A City’s Wrenching Budget Choices

It was an inopportune moment for the water pressure to plummet. But that is what happened when Engine 5’s motor, strained to the limit by 16 years and more than 100,000 miles of hard service, abruptly sputtered and died.

Only a month earlier, the fire chief, Buddy Martinette, had lobbied the City Council to replace the cantankerous engine at a session devoted to the latest of Wilmington’s six consecutive budget gaps.

“The mechanics really don’t think it will make it,” the chief warned at the time.

“You need another mechanic,” shot back Charlie Rivenbark, the Council’s foremost fiscal curmudgeon.

Mr. Rivenbark was not smiling, and once the scattered snickers quieted, none of his colleagues took issue. The fire truck fell off the table for the fifth year in a row.

Wilmington, N.C., is not Camden, N.J., which laid off half its police force this year.

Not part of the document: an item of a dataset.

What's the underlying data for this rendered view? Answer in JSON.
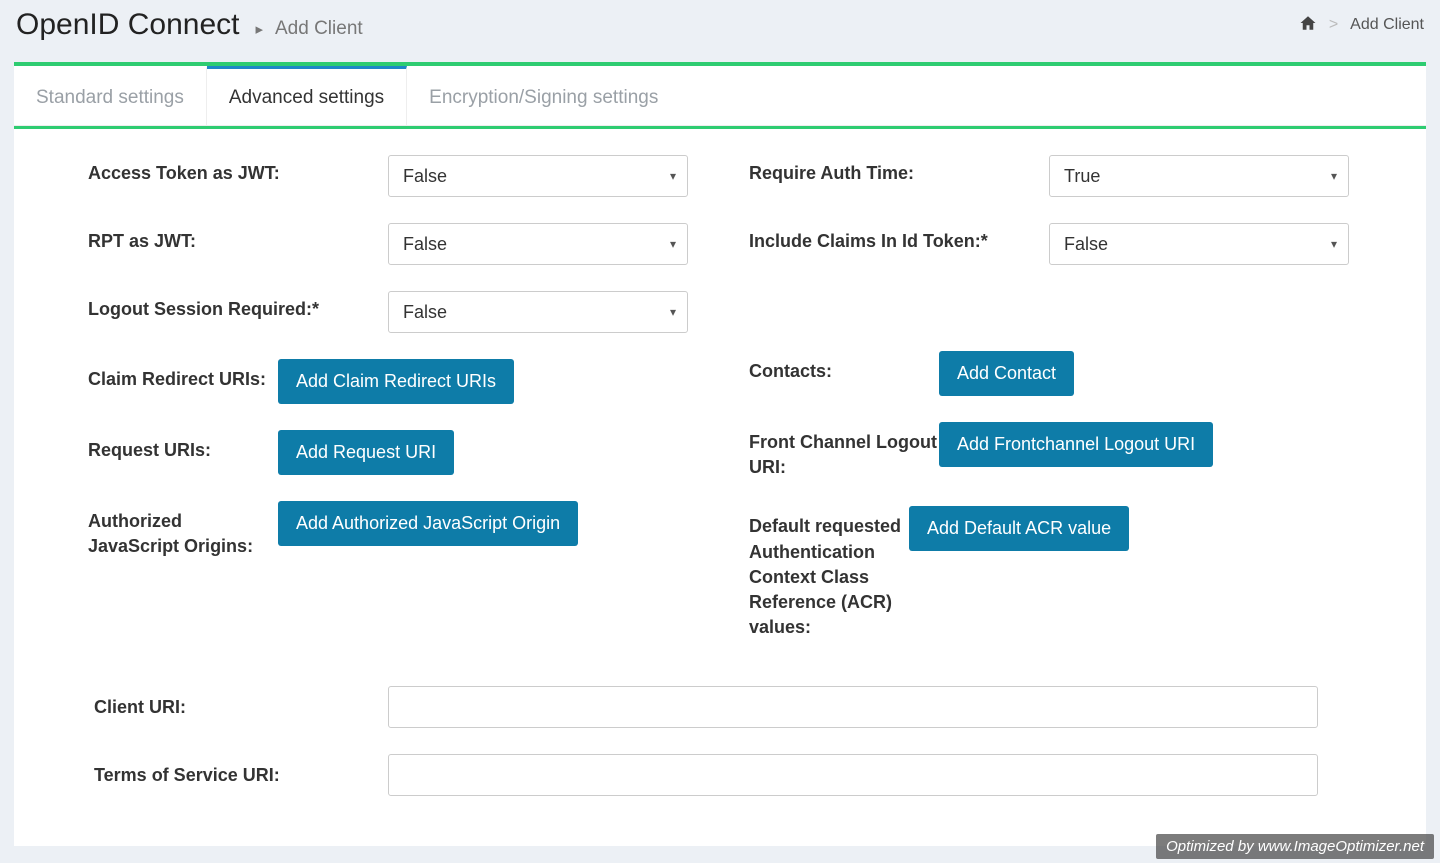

It is not Detroit, which is closing half of its public schools.

But like local governments across the country, the City of Wilmington has been demonstrably diminished by five years of unyielding economic despair. That a place like Wilmington, until recently a real estate boom town, would defer a purchase as essential as a fire truck for even one year, much less five, speaks to the withering toll.

In repeated visits over six months, Wilmington revealed itself to be typical of hundreds of American cities where the relentless drip-drip-drip of yearly contractions has gradually arrested civic momentum. As they wrangled over the 2012 budget, the city’s recession-weary mayor, Bill Saffo, and his fellow Council members faced a menu of increasingly distasteful options.

For Mr. Saffo, 50, a second-generation developer whose family had prospered with the area’s growth, the notion of presiding over a shrinking city was hard to stomach. Already a light sleeper, he was down to about four hours a night as a series of haunting tradeoffs — and a looming July 1 budget deadline — confronted him in the dark.

Padding around his house in a Pittsburgh Steelers T-shirt, while his wife, Renee, still slept, Mr. Saffo would flit from worry to worry. With the city facing a shortfall equal to 8 percent of its revenues, the mayor wondered whether this would be the year the Council had to close a fire station, and compromise emergency response times. Would the city have to withhold merit raises from employees for the third year in a row, and further demoralize valued workers? Could it keep the streets navigable by continuing to patch potholes rather than repaving?

“It gnaws on you day and night,” Mr. Saffo, a centrist Democrat, said. “Are the policy decisions we’re making helping rather than hurting? Are we doing everything we possibly can? You do stay up and think about this stuff.”

As a diversion, the mayor would surf North Carolina news sites in search of fiscal doom in other cities, “just to make sure I’m not the only one going through this.” But Wilmington always pulled him back.

He was running for re-election in November and he badly wanted to beef up the city’s police presence downtown, where a rowdy weekend bar scene had turned increasingly violent. But was it feasible to raise taxes to do so when voters had trended conservative (and angry) in local elections last year?

The mayor and the Council, who serve part-time, were still smarting from last year’s decision to raise property taxes to make debt payments on projects they had approved when coffers were flush. If a tax increase was out of the question, would they need to raid the city’s reserves? That, Mr. Saffo knew, could threaten Wilmington’s capacity to rebuild if a hurricane smacked the Carolina coast this summer.